Юзеф. Где я взял папиросы? Ну, конечно, конфисковал. У того, кому они уже не нужны. Чтобы Сорокваша мог понюхать одну   Он понюхал и оценил: погарской фабрики, ещё военные…(внимательно глядя на Дуню) Какие красивые усы! Так нечестно! Я тоже хочу себе такие! (неожиданно целует Дуню)
Глядя друг на друга, начинают смеяться. Дуня обтирает лицо Юзефа краем своего платка. Неожиданно стягивает платок с головы и прикладывает под нос Юзефу пушистый конец своей косы.

Дуня. Вот теперь ты настоящий пан!

Юзеф делает комически важную физиономию.   

Дуня. Нет, с такими пышными усами ты похож…на итальянского короля Виктора Эммануила!

Юзеф (опешив) А… откуда ты знаешь об итальянском короле?..

Дуня. В журнале одном видела…В нашей библиотеке, в школе…

Юзеф (дурашливо) Ну если я – король Виктор, значит, ты – моя королева Виктория…(нежно втирая в щеки Дуни остатки варенца) Как крэм «ТЭЖЕ»…

Дуня .А мужик на ярмарке пел; «Тут «ТЭЖЕ» и там «ТЭЖЕ», а целовать где же?

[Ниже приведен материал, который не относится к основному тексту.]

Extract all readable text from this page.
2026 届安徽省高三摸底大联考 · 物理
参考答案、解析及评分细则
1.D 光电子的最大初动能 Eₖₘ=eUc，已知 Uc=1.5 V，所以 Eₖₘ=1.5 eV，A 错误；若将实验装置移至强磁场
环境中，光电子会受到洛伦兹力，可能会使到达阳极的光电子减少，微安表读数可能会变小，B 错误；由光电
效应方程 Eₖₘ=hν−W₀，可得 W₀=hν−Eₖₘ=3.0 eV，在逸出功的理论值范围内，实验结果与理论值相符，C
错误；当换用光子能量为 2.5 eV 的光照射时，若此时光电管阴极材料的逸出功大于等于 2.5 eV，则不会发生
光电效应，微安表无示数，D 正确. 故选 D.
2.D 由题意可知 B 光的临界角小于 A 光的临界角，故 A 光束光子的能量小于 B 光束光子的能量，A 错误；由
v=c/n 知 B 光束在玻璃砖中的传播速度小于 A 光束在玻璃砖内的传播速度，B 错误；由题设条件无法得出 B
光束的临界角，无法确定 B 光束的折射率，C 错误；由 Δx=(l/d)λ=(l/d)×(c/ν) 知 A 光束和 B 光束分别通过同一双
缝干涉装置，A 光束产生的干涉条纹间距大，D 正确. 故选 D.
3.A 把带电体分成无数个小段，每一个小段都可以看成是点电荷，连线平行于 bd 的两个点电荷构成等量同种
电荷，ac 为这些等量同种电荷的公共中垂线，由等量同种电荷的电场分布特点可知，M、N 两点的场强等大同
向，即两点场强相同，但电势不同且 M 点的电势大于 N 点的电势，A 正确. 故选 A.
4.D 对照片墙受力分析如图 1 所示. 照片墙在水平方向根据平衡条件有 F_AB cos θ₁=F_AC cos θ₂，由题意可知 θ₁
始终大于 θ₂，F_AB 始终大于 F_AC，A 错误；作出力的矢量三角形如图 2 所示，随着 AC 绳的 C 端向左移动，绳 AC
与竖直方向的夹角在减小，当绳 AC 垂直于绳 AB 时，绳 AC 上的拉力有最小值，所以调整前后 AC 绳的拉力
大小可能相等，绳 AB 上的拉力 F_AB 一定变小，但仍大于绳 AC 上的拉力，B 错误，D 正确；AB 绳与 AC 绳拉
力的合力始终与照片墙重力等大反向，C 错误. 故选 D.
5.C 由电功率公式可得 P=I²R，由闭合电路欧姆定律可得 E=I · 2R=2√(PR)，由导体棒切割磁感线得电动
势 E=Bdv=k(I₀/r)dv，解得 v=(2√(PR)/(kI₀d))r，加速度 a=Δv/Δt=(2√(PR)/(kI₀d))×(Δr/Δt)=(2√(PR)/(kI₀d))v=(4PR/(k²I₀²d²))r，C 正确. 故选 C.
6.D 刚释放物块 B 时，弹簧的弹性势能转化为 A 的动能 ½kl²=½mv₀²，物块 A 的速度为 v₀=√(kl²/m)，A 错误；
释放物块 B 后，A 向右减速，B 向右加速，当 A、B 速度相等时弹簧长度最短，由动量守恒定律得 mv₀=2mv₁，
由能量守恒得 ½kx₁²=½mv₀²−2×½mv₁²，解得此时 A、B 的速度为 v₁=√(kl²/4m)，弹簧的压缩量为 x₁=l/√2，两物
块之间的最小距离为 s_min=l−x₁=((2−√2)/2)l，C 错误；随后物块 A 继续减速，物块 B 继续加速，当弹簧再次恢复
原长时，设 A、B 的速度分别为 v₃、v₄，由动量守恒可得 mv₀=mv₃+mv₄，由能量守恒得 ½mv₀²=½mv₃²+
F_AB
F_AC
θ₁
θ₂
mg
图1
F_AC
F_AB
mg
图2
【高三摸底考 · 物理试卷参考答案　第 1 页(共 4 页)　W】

Юзеф. Целовать везде. Закрой глаза.

Дуня закрывает глаза, запрокидывает лицо, ждет. Юзеф достает из внутреннего кармана пенсне, надевает его, изучает дунино лицо, кладет пенсне на место.

Юзеф. Теперь открой.

Целует Дуню. В это время к ним подходит Калега. Играет, поёт; «В эту ночь расцвели голубые цветы…»

Юзеф протягивает Калеге две папиросы.

Юзеф. Возьми, дядя! Мы сегодня богатые!

Калега. Спасибочки (кладет за ухо обе папиросы, не прерывая игры)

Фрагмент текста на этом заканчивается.